Fifth, until we answer some of the preceding four questions, courts and other legal proceedings ought not to allow “profile data” on MSBP.  One of the powerful tools prosecutors have is to paint the likelihood of a person’s guilt by showing a “typical profile” of an MSBP perpetrator.  But this “typical profile” fails the base rate test, as I showed when discussing the work of Dr. Eric Mart, and it really isn’t “typical” after all.  Profiling is used as an impressionistic tool, a sort of postmodern “throw the paint on the canvas” to see if any of it sticks and then call it art.  Profiling MSBP mothers is no different than profiling African-American or Latino drivers in American cities or profiling Terrorists by the complexion of their skin, length of beard or variety of dress.  If civil rights groups and others rightly call “Foul!” when the latter is used to the exclusion of other forms of evidence-gathering or even as an evidentiary “boost,” why shouldn’t we all cry “Foul!” when the same kind of profiling is used against mothers who are suspected of being “MBSP” moms?  

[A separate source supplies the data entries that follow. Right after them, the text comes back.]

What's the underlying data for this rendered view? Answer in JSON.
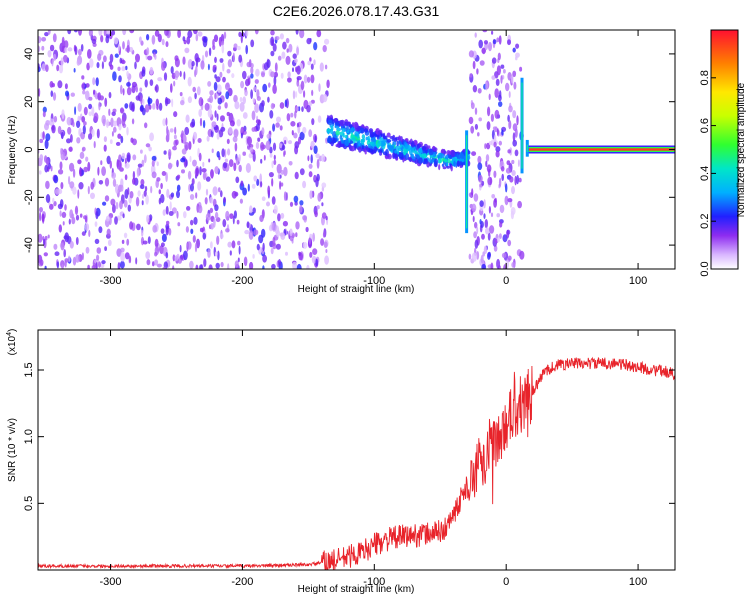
{
  "title": "C2E6.2026.078.17.43.G31",
  "chart_data": [
    {
      "type": "heatmap",
      "xlabel": "Height of straight line (km)",
      "ylabel": "Frequency (Hz)",
      "xlim": [
        -355,
        128
      ],
      "ylim": [
        -50,
        50
      ],
      "xticks": [
        -300,
        -200,
        -100,
        0,
        100
      ],
      "yticks": [
        -40,
        -20,
        0,
        20,
        40
      ],
      "colorbar": {
        "label": "Normalized spectral amplitude",
        "range": [
          0,
          1
        ],
        "ticks": [
          "0.0",
          "0.2",
          "0.4",
          "0.6",
          "0.8"
        ]
      },
      "regions": [
        {
          "x": [
            -355,
            -135
          ],
          "y": [
            -50,
            50
          ],
          "level": 0.15,
          "kind": "noise"
        },
        {
          "x": [
            -135,
            -28
          ],
          "y": [
            -20,
            14
          ],
          "level": 0.3,
          "kind": "descending-trace"
        },
        {
          "x": [
            -28,
            12
          ],
          "y": [
            -50,
            50
          ],
          "level": 0.15,
          "kind": "noise"
        },
        {
          "x": [
            15,
            128
          ],
          "y": [
            -1,
            1
          ],
          "level": 0.95,
          "kind": "carrier"
        }
      ]
    },
    {
      "type": "line",
      "xlabel": "Height of straight line (km)",
      "ylabel": "SNR (10 * v/v)",
      "multiplier": "(x10",
      "multiplier_exp": "4",
      "multiplier_close": ")",
      "xlim": [
        -355,
        128
      ],
      "ylim": [
        0,
        18000
      ],
      "xticks": [
        -300,
        -200,
        -100,
        0,
        100
      ],
      "yticks": [
        {
          "value": 5000,
          "label": "0.5"
        },
        {
          "value": 10000,
          "label": "1.0"
        },
        {
          "value": 15000,
          "label": "1.5"
        }
      ],
      "series": [
        {
          "color": "#e8232a",
          "x": [
            -355,
            -300,
            -200,
            -150,
            -130,
            -110,
            -100,
            -90,
            -80,
            -70,
            -60,
            -50,
            -45,
            -40,
            -35,
            -30,
            -25,
            -20,
            -15,
            -10,
            -5,
            0,
            5,
            10,
            15,
            20,
            25,
            30,
            40,
            50,
            60,
            70,
            80,
            90,
            100,
            110,
            120,
            128
          ],
          "y": [
            300,
            300,
            300,
            400,
            700,
            1300,
            1900,
            2300,
            2500,
            2600,
            2700,
            2900,
            3200,
            4200,
            5200,
            6400,
            7300,
            8000,
            8700,
            9500,
            10100,
            11000,
            11800,
            12300,
            12700,
            13300,
            14200,
            15000,
            15400,
            15500,
            15500,
            15500,
            15500,
            15400,
            15200,
            15000,
            14900,
            14700
          ]
        }
      ]
    }
  ]
}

Thus, the problems with a MSBP/FDBP diagnosis are, like the spirits Jesus cast out of the Gadarene demoniac, Legion.  (97) These are significant and severe problems, problems that should make any judge or lawyer pause before pursuing a case where suspected MSBP is a factor.  In the closing words of this essay, I will suggest what to do when credible allegations of something that may have traditionally been called Munchausen Syndrome by Proxy are brought forth.

(97) The interesting Biblical story about this exorcism is told in Mark 5.

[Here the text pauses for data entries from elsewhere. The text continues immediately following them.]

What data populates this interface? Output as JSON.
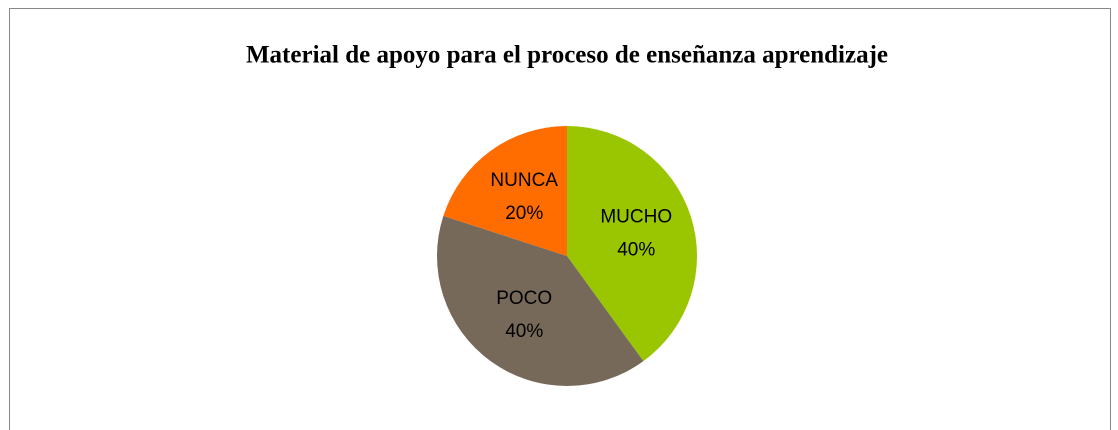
{
  "chart_data": {
    "type": "pie",
    "title": "Material de apoyo para el proceso de enseñanza aprendizaje",
    "categories": [
      "MUCHO",
      "POCO",
      "NUNCA"
    ],
    "values": [
      40,
      40,
      20
    ],
    "value_labels": [
      "40%",
      "40%",
      "20%"
    ],
    "colors": [
      "#99c600",
      "#76695a",
      "#ff6d00"
    ]
  }
}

One must realize that the physicians who treat the child will be the principal witnesses in any legal case that goes forward.  But, they will be “fact witnesses” and not “expert witnesses.” They will rely on their specialized knowledge, to be sure, but they will be testifying regarding what they actually saw in the child or the behavior of the mother/caregiver.  If the court decides that the mother/caregiver ought to be subject to a examination, then it can so order a mental health professional preferably with an expertise in deception to examine the suspected perpetrator.  Such a professional could be called as a witness in a legal proceeding and would, in fact, be an expert witness.  If it could be demonstrated that there was such a thing as MSBP (the five hurdles listed above must first be cleared), then the expert could testify as to whether the caregiver was so afflicted.  But until the questions I have posed are answered, the role of the expert mental health witness will be to describe, to the best of his/her ability, the psychological profile of the caregiver without the aid of an MSBP/FDBP diagnosis.  

If after all this the trier of fact (judge or jury) decides that the caregiver is guilty of child abuse, then s/he should be convicted under the abuse statutes of the state.  If the conduct demonstrated at trial doesn’t reach the level of abuse as contemplated by the statutes, the child still may at times be removed from the home, since a lesser burden of proof is needed to remove than to convict.  But in all of this any word about MSBP ought either not to be permitted or be permitted only in very narrow circumstances—where the mother’s/caregiver’s conduct seems to “fit” the DSM-IV or the 1987 definition perfectly.  

 

But until the five issues raised here are competently and clearly answered, we ought to declare a “moratorium” on MSBP/FDBP diagnoses.  And, if the scholarly community is given a period of time within which to come up with  some kind of consensus on this so-called disorder, and it is unable to do so, then MSBP/FDBP ought to be declared dead, brought in through the lichgate of the cathedral, honorably commended to the dust, carried out to the prepared plot and, without further ado, solemnly interred next to the remains of its eponymous ancestor, Karl Friedrich Hieronymus, Freiherr von Munchhausen. (98)

(98) This is the official German spelling. The Americanized spelling drops an "h" from Munchhausen, and also drops the umlaut over the "u."